Article ID: | iaor20164720 |
Volume: | 63 |
Issue: | 6 |
Start Page Number: | 1336 |
End Page Number: | 1351 |
Publication Date: | Dec 2015 |
Journal: | Operations Research |
Authors: | Sinha Amitabh, Jasin Stefanus |
Keywords: | programming: linear, heuristics |
We consider an online multi‐item retailer with multiple fulfillment facilities and finite inventory. The challenge faced by the retailer is to construct a fulfillment policy to decide from which facility each of the items in the arriving order should be fulfilled, in a way that minimizes the expected total shipping costs of fulfilling customer orders over a finite horizon. Shipping costs are linear in the size of the package shipped as well as the distance from the facility to the customer. We approximate the stochastic control formulation, which is computationally intractable, with a deterministic linear program (DLP) whose size is polynomial in the size of the input.

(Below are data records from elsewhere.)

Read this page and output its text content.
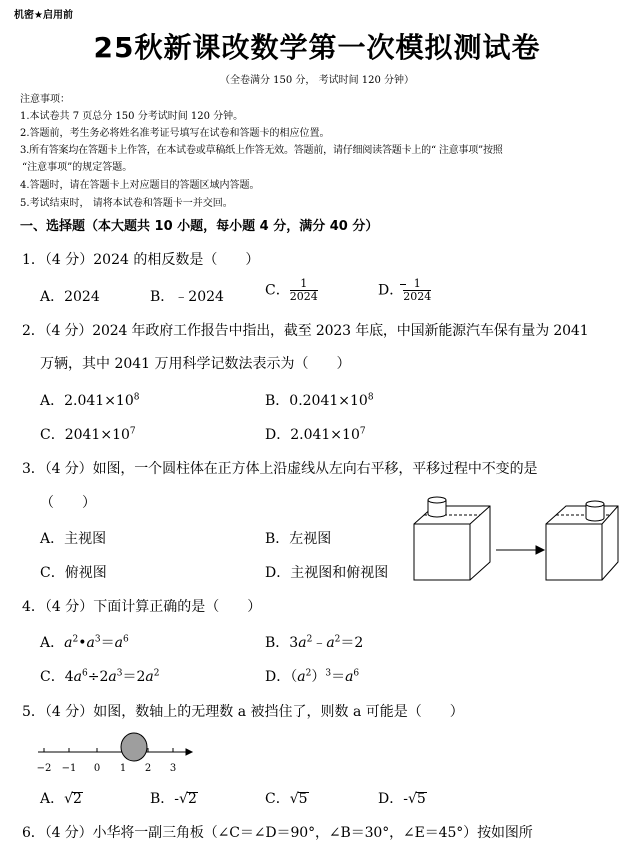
机密★启用前
25秋新课改数学第一次模拟测试卷
（全卷满分 150 分， 考试时间 120 分钟）
注意事项：
1.本试卷共 7 页总分 150 分考试时间 120 分钟。
2.答题前，考生务必将姓名准考证号填写在试卷和答题卡的相应位置。
3.所有答案均在答题卡上作答，在本试卷或草稿纸上作答无效。答题前，请仔细阅读答题卡上的“ 注意事项”按照
“注意事项”的规定答题。
4.答题时，请在答题卡上对应题目的答题区域内答题。
5.考试结束时， 请将本试卷和答题卡一并交回。
一、选择题（本大题共 10 小题，每小题 4 分，满分 40 分）
1．（4 分）2024 的相反数是（　　）
A．2024	B．﹣2024	C． $\frac{1}{2024}$	D． $\frac{1}{2024}$
2．（4 分）2024 年政府工作报告中指出，截至 2023 年底，中国新能源汽车保有量为 2041
万辆，其中 2041 万用科学记数法表示为（　　）
A．$2.041\times 10^8$	B．$0.2041\times 10^8$
C．$2041\times 10^7$	D．$2.041\times 10^7$
3．（4 分）如图，一个圆柱体在正方体上沿虚线从左向右平移，平移过程中不变的是
（　　）
A．主视图	B．左视图
C．俯视图	D．主视图和俯视图
4．（4 分）下面计算正确的是（　　）
A．$a^2•a^3=a^6$	B．$3a^2﹣a^2=2$
C．$4a^6\div 2a^3=2a^2$	D．$(a^2)^3=a^6$
5．（4 分）如图，数轴上的无理数 a 被挡住了，则数 a 可能是（　　）
−2 −1 0 1 2 3
A．√2	B．-√2	C．√5	D．-√5
6．（4 分）小华将一副三角板（∠C＝∠D＝90°，∠B＝30°，∠E＝45°）按如图所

We then study the performance of two fulfillment heuristics derived from the solution of the DLP. The first heuristic implements the solution of the DLP as fulfillment probability for each item. Since fulfillment decision for each item is made independently of fulfillment decision of other items in the same order, this heuristic does not have a satisfactory performance. The second heuristic improves the first heuristic by allowing fulfillment consolidation across different items in the same order. We do this by modifying the DLP solution through a carefully constructed correlated rounding (or coupling) among the decision variables. We provide a theoretical upper bound on the asymptotic competitive ratio of both heuristics with respect to the optimal policy. Our numerical experiments show that the second heuristic performs very close to optimal for a wide range of problem parameters.